The final immediate effect Marx identifies is the intensification of labor; it is this part which is most evident in the Dzieza article. The process Marx outlines is fully dialectical: the extension of the working day at some point reaches a limit in that there are only so many hours a person can work during the day, either because of natural limits or because workers succeed in getting legislation passed to limit the length of the day. At that point, the process becomes one of intensive exploitation, trying to make each second more productive (534). In tandem with eliminating time spent “not working,” the system seeks to make each second generate more surplus value. Dzieza recounts numerous examples of how Amazon relentlessly pushes workers to handle more and more packages, often at direct cost to their health. Again, this is a tendency inherent to capitalism and not unique to AI. Marx spends several pages documenting examples of how both the speed of machines is increased and individual workers are given more machines to operate. Dzieza recalls the history of Taylorism and Fordism; to this record one should add the experiences of workers at meat packing facilities who are forced to work at extremely dangerous speeds by the machinery that moves animals by them.
Marx suggests this process works in tandem with the shortening of the working day; as workers succeed in shortening their workday, capital responds by intensifying the hours left. As Marx puts it:
“Capital’s tendency, as soon as a prolongation of the hours of labor is one for all forbidden, is to compensate for this by systematically raising the intensity of labor, and converting every improvement in machinery into a more perfect means for soaking up labor-power.

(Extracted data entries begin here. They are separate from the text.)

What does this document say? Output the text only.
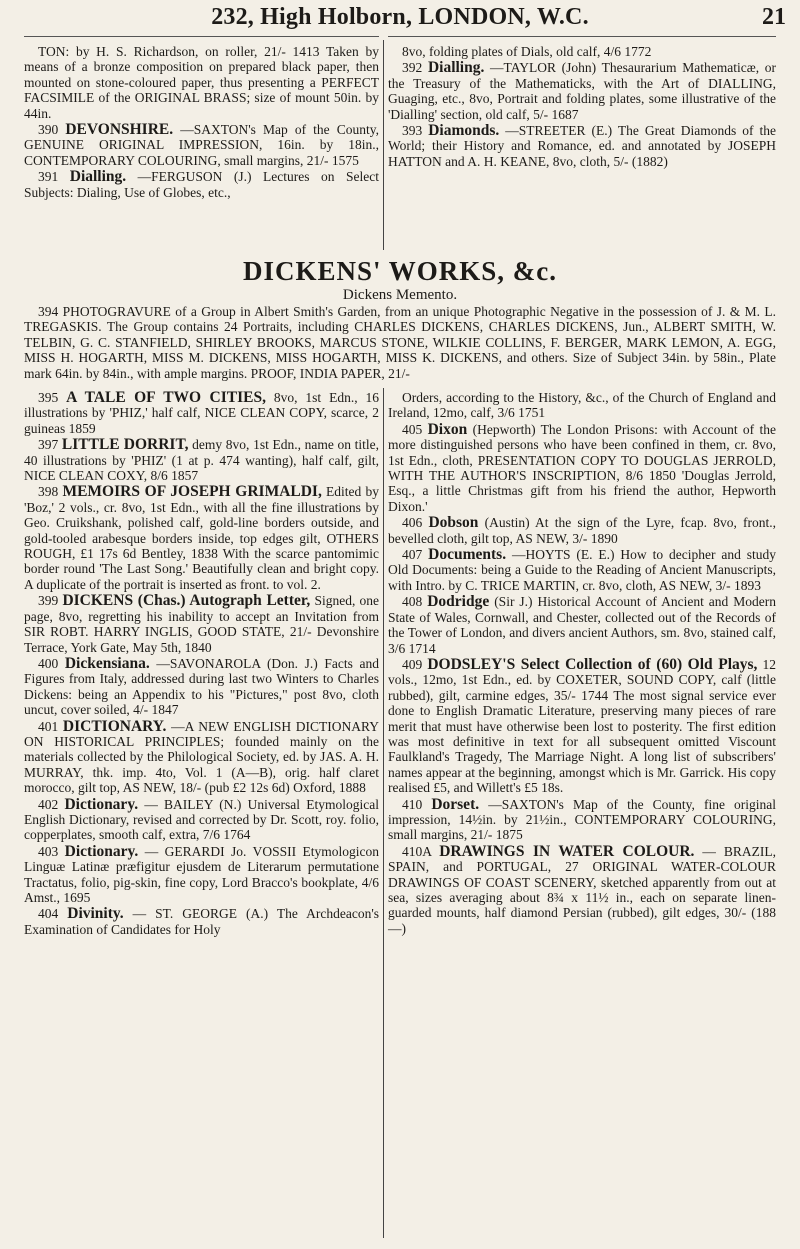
232, High Holborn, LONDON, W.C.	21
TON: by H. S. Richardson, on roller, 21/- 1413 Taken by means of a bronze composition on prepared black paper, then mounted on stone-coloured paper, thus presenting a PERFECT FACSIMILE of the ORIGINAL BRASS; size of mount 50in. by 44in.
390 DEVONSHIRE. —SAXTON's Map of the County, GENUINE ORIGINAL IMPRESSION, 16in. by 18in., CONTEMPORARY COLOURING, small margins, 21/- 1575
391 Dialling. —FERGUSON (J.) Lectures on Select Subjects: Dialing, Use of Globes, etc.,
8vo, folding plates of Dials, old calf, 4/6 1772
392 Dialling. —TAYLOR (John) Thesaurarium Mathematicæ, or the Treasury of the Mathematicks, with the Art of DIALLING, Guaging, etc., 8vo, Portrait and folding plates, some illustrative of the 'Dialling' section, old calf, 5/- 1687
393 Diamonds. —STREETER (E.) The Great Diamonds of the World; their History and Romance, ed. and annotated by JOSEPH HATTON and A. H. KEANE, 8vo, cloth, 5/- (1882)
DICKENS' WORKS, &c.
Dickens Memento.
394 PHOTOGRAVURE of a Group in Albert Smith's Garden, from an unique Photographic Negative in the possession of J. & M. L. TREGASKIS. The Group contains 24 Portraits, including CHARLES DICKENS, CHARLES DICKENS, Jun., ALBERT SMITH, W. TELBIN, G. C. STANFIELD, SHIRLEY BROOKS, MARCUS STONE, WILKIE COLLINS, F. BERGER, MARK LEMON, A. EGG, MISS H. HOGARTH, MISS M. DICKENS, MISS HOGARTH, MISS K. DICKENS, and others. Size of Subject 34in. by 58in., Plate mark 64in. by 84in., with ample margins. PROOF, INDIA PAPER, 21/-
395 A TALE OF TWO CITIES, 8vo, 1st Edn., 16 illustrations by 'PHIZ,' half calf, NICE CLEAN COPY, scarce, 2 guineas 1859
397 LITTLE DORRIT, demy 8vo, 1st Edn., name on title, 40 illustrations by 'PHIZ' (1 at p. 474 wanting), half calf, gilt, NICE CLEAN COXY, 8/6 1857
398 MEMOIRS OF JOSEPH GRIMALDI, Edited by 'Boz,' 2 vols., cr. 8vo, 1st Edn., with all the fine illustrations by Geo. Cruikshank, polished calf, gold-line borders outside, and gold-tooled arabesque borders inside, top edges gilt, OTHERS ROUGH, £1 17s 6d Bentley, 1838 With the scarce pantomimic border round 'The Last Song.' Beautifully clean and bright copy. A duplicate of the portrait is inserted as front. to vol. 2.
399 DICKENS (Chas.) Autograph Letter, Signed, one page, 8vo, regretting his inability to accept an Invitation from SIR ROBT. HARRY INGLIS, GOOD STATE, 21/- Devonshire Terrace, York Gate, May 5th, 1840
400 Dickensiana. —SAVONAROLA (Don. J.) Facts and Figures from Italy, addressed during last two Winters to Charles Dickens: being an Appendix to his "Pictures," post 8vo, cloth uncut, cover soiled, 4/- 1847
401 DICTIONARY. —A NEW ENGLISH DICTIONARY ON HISTORICAL PRINCIPLES; founded mainly on the materials collected by the Philological Society, ed. by JAS. A. H. MURRAY, thk. imp. 4to, Vol. 1 (A—B), orig. half claret morocco, gilt top, AS NEW, 18/- (pub £2 12s 6d) Oxford, 1888
402 Dictionary. — BAILEY (N.) Universal Etymological English Dictionary, revised and corrected by Dr. Scott, roy. folio, copperplates, smooth calf, extra, 7/6 1764
403 Dictionary. — GERARDI Jo. VOSSII Etymologicon Linguæ Latinæ præfigitur ejusdem de Literarum permutatione Tractatus, folio, pig-skin, fine copy, Lord Bracco's bookplate, 4/6 Amst., 1695
404 Divinity. — ST. GEORGE (A.) The Archdeacon's Examination of Candidates for Holy
Orders, according to the History, &c., of the Church of England and Ireland, 12mo, calf, 3/6 1751
405 Dixon (Hepworth) The London Prisons: with Account of the more distinguished persons who have been confined in them, cr. 8vo, 1st Edn., cloth, PRESENTATION COPY TO DOUGLAS JERROLD, WITH THE AUTHOR'S INSCRIPTION, 8/6 1850 'Douglas Jerrold, Esq., a little Christmas gift from his friend the author, Hepworth Dixon.'
406 Dobson (Austin) At the sign of the Lyre, fcap. 8vo, front., bevelled cloth, gilt top, AS NEW, 3/- 1890
407 Documents. —HOYTS (E. E.) How to decipher and study Old Documents: being a Guide to the Reading of Ancient Manuscripts, with Intro. by C. TRICE MARTIN, cr. 8vo, cloth, AS NEW, 3/- 1893
408 Dodridge (Sir J.) Historical Account of Ancient and Modern State of Wales, Cornwall, and Chester, collected out of the Records of the Tower of London, and divers ancient Authors, sm. 8vo, stained calf, 3/6 1714
409 DODSLEY'S Select Collection of (60) Old Plays, 12 vols., 12mo, 1st Edn., ed. by COXETER, SOUND COPY, calf (little rubbed), gilt, carmine edges, 35/- 1744 The most signal service ever done to English Dramatic Literature, preserving many pieces of rare merit that must have otherwise been lost to posterity. The first edition was most definitive in text for all subsequent omitted Viscount Faulkland's Tragedy, The Marriage Night. A long list of subscribers' names appear at the beginning, amongst which is Mr. Garrick. His copy realised £5, and Willett's £5 18s.
410 Dorset. —SAXTON's Map of the County, fine original impression, 14½in. by 21½in., CONTEMPORARY COLOURING, small margins, 21/- 1875
410A DRAWINGS IN WATER COLOUR. — BRAZIL, SPAIN, and PORTUGAL, 27 ORIGINAL WATER-COLOUR DRAWINGS OF COAST SCENERY, sketched apparently from out at sea, sizes averaging about 8¾ x 11½ in., each on separate linen-guarded mounts, half diamond Persian (rubbed), gilt edges, 30/- (188—)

There cannot be the slightest doubt that this process must soon lead once again to a critical point at which a further reduction in the hours of labor will be inevitable” (542)
The emerging experience with AI shows both the historical specificity of Marx’s argument and the ongoing evidence of the relevance of dialectical thinking; the discovery of so much time spent “not working” while on the clock opens a fresh period of colonization of the work day and the concrete negation of the abstract opposition between the length of the work day and its intensity. These processes can be combined into a singular axiomatic that simultaneously increases both the intensive and extensive quantity of work. The only thing that remains constant is that the worker bears the cost of the process while not being paid for it.